Development and QA considerations

Plugins
In both approaches, developers and QAs have the ability to work on the plugin code in parallel. They will be able to create and test their own versions of the code before pushing it to the code repository where it can then be merge into the release candidate branch that can then be tested by the QAs.
Fluent Webapps
A special attention will need to be made on the webapp configuration (Fluent Store / Fluent OMS). Configuring and customising the Fluent webapps are natively done by account.

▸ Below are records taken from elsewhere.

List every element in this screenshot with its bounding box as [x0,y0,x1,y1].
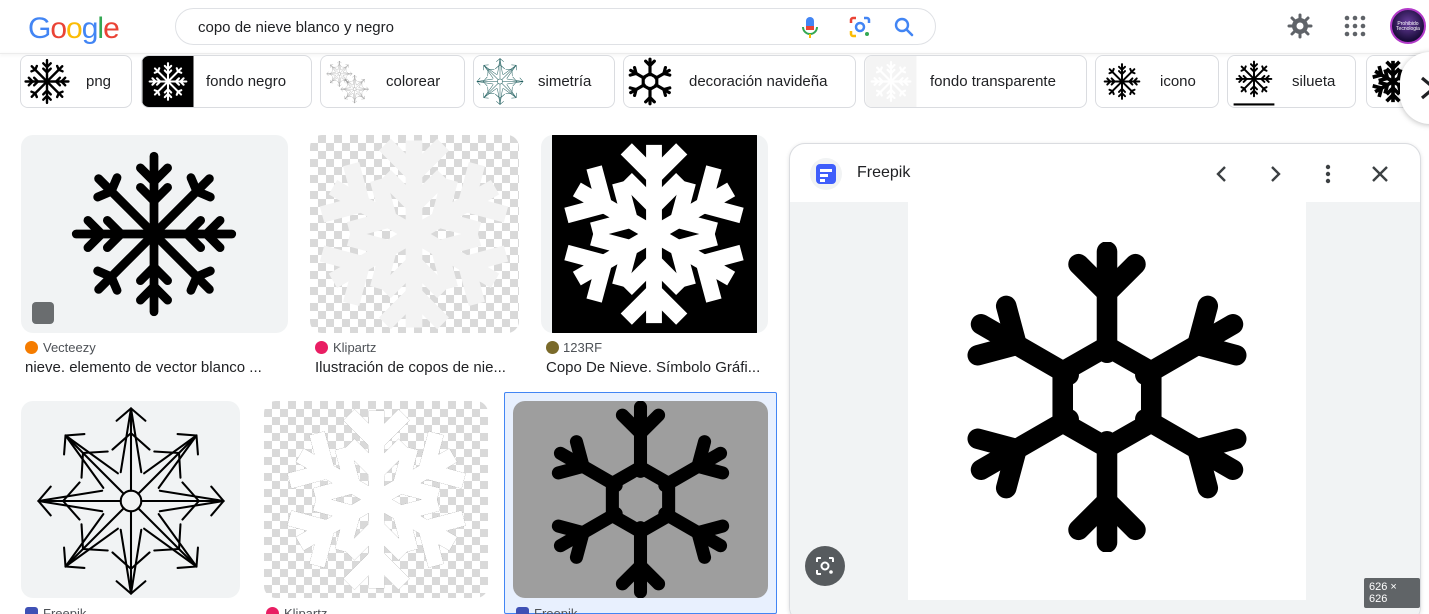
chip-thumbnail [624,56,676,107]
chip-thumbnail [474,56,526,107]
chip-label: png [86,73,112,90]
settings-gear-icon[interactable] [1287,13,1313,39]
header-divider [0,53,1429,54]
chip-label: colorear [386,73,441,90]
logo-letter: e [103,12,120,45]
chip-thumbnail [142,56,194,107]
result-source[interactable]: 123RF [563,340,602,355]
result-caption[interactable]: Ilustración de copos de nie... [315,359,519,376]
google-lens-icon [816,557,834,575]
logo-letter: o [50,12,67,45]
chip-fondo-negro[interactable]: fondo negro [141,55,312,108]
search-query-text[interactable]: copo de nieve blanco y negro [198,19,394,36]
result-image-3[interactable] [541,135,768,333]
logo-letter: g [81,12,99,45]
search-icon[interactable] [893,16,915,38]
snowflake-image [64,144,244,324]
result-image-5[interactable] [264,401,488,598]
more-options-icon[interactable] [1312,158,1344,190]
chip-label: fondo transparente [930,73,1056,90]
chip-simetria[interactable]: simetría [473,55,615,108]
freepik-favicon-icon [516,607,529,614]
logo-letter: G [28,12,51,45]
snowflake-image [952,242,1262,552]
apps-grid-icon[interactable] [1344,15,1366,37]
avatar-text: Prohibido Tecnologia [1396,21,1420,32]
chip-label: icono [1160,73,1196,90]
snowflake-image [315,135,513,333]
result-image-6[interactable] [513,401,768,598]
klipartz-favicon-icon [266,607,279,614]
panel-source-name[interactable]: Freepik [857,164,910,182]
chip-png[interactable]: png [20,55,132,108]
result-source[interactable]: Klipartz [284,606,327,614]
freepik-logo-icon [810,158,842,190]
chip-label: fondo negro [206,73,287,90]
result-caption[interactable]: nieve. elemento de vector blanco ... [25,359,287,376]
image-badge-icon [32,302,54,324]
image-preview-panel: Freepik 626 × 626 [789,143,1421,614]
klipartz-favicon-icon [315,341,328,354]
chip-icono[interactable]: icono [1095,55,1219,108]
result-image-1[interactable] [21,135,288,333]
chip-decoracion-navidena[interactable]: decoración navideña [623,55,856,108]
result-source[interactable]: Freepik [43,606,86,614]
preview-image[interactable] [908,202,1306,600]
chip-label: simetría [538,73,592,90]
chevron-right-icon [1420,76,1429,100]
result-source[interactable]: Klipartz [333,340,376,355]
image-dimensions: 626 × 626 [1364,578,1420,608]
search-input[interactable]: copo de nieve blanco y negro [175,8,936,45]
close-icon[interactable] [1364,158,1396,190]
snowflake-image [542,401,739,598]
result-image-2[interactable] [310,135,519,333]
chip-fondo-transparente[interactable]: fondo transparente [864,55,1087,108]
chip-thumbnail [321,56,373,107]
chip-thumbnail [1096,56,1148,107]
chip-silueta[interactable]: silueta [1227,55,1356,108]
next-chevron-icon[interactable] [1259,158,1291,190]
chip-thumbnail [1228,56,1280,107]
search-inside-image-button[interactable] [805,546,845,586]
logo-letter: o [66,12,83,45]
top-bar: Google copo de nieve blanco y negro Proh… [0,0,1429,54]
account-avatar[interactable]: Prohibido Tecnologia [1390,8,1426,44]
chip-thumbnail [21,56,73,107]
chip-colorear[interactable]: colorear [320,55,465,108]
google-lens-icon[interactable] [848,15,872,39]
snowflake-image [278,401,475,598]
result-image-4[interactable] [21,401,240,598]
result-caption[interactable]: Copo De Nieve. Símbolo Gráfi... [546,359,768,376]
result-source[interactable]: Freepik [534,606,577,614]
snowflake-image [33,403,229,598]
freepik-favicon-icon [25,607,38,614]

As a consequence, the best solution for brand specific webapps and for SSO enablement per brand is to use the brand per account approach. If the retailer based approach is used, you would need to either configure different webapps per retailer which is not allowing SSO to redirect a user on the relevant brand specific Webapp url by default or control the UI using custom user roles that would act as controls to display brand specific information. Therefore, you will have an unnecessary complexity in the UI manifests which is defining the Fluent webapps.
Operation considerations
While both approaches enables dev, QA and Devops to operate, there’s no limits but flexibility and overhead as mentioned above will need to be considered in that field.
Performance considerations
Since IPUs/IPCs are calculated per account while adding more brands as retailers, you will increase the number of IPUs/IPCs for the entire account and you will need to agree with Fluent on new limits for that metric.Overall, the resources consumptions should be sensitively the same for both solutions as the retailers or accounts should consume the same services resources.Considering the retailer per brand approach, Batch PreProcessing which enables the Fluent to process the batch inventory updates more efficiently will either need to be enabled or disabled for all the brands while the account based brand will allow you to enable or disable BPP per brand. For brands where the majority of the stock level is not changing massively, BPP will enable to absorb the incoming batch inventory update in a timely manner. Therefore having the ability to adapt BPP depending on the brand specificities is a plus. 
Conclusion
The account based brand offers more data isolation between brands, more flexibility and reduce the implementation complexity in most area of a Fluent implementation than the retailer based brand solution. Even though, it’s feasible to implement different solutions such an hybrid one, using retailers on sandboxes and deploy a single brand per prod account, or the fully retailer oriented one, where the same pattern of multiple retailers are set up on sandbox and production, we (ES) do not recommend to use a different approach than the one that is currently used where you have an account per brand and where retailers can be representing the brand’s regions (EU, RNA …).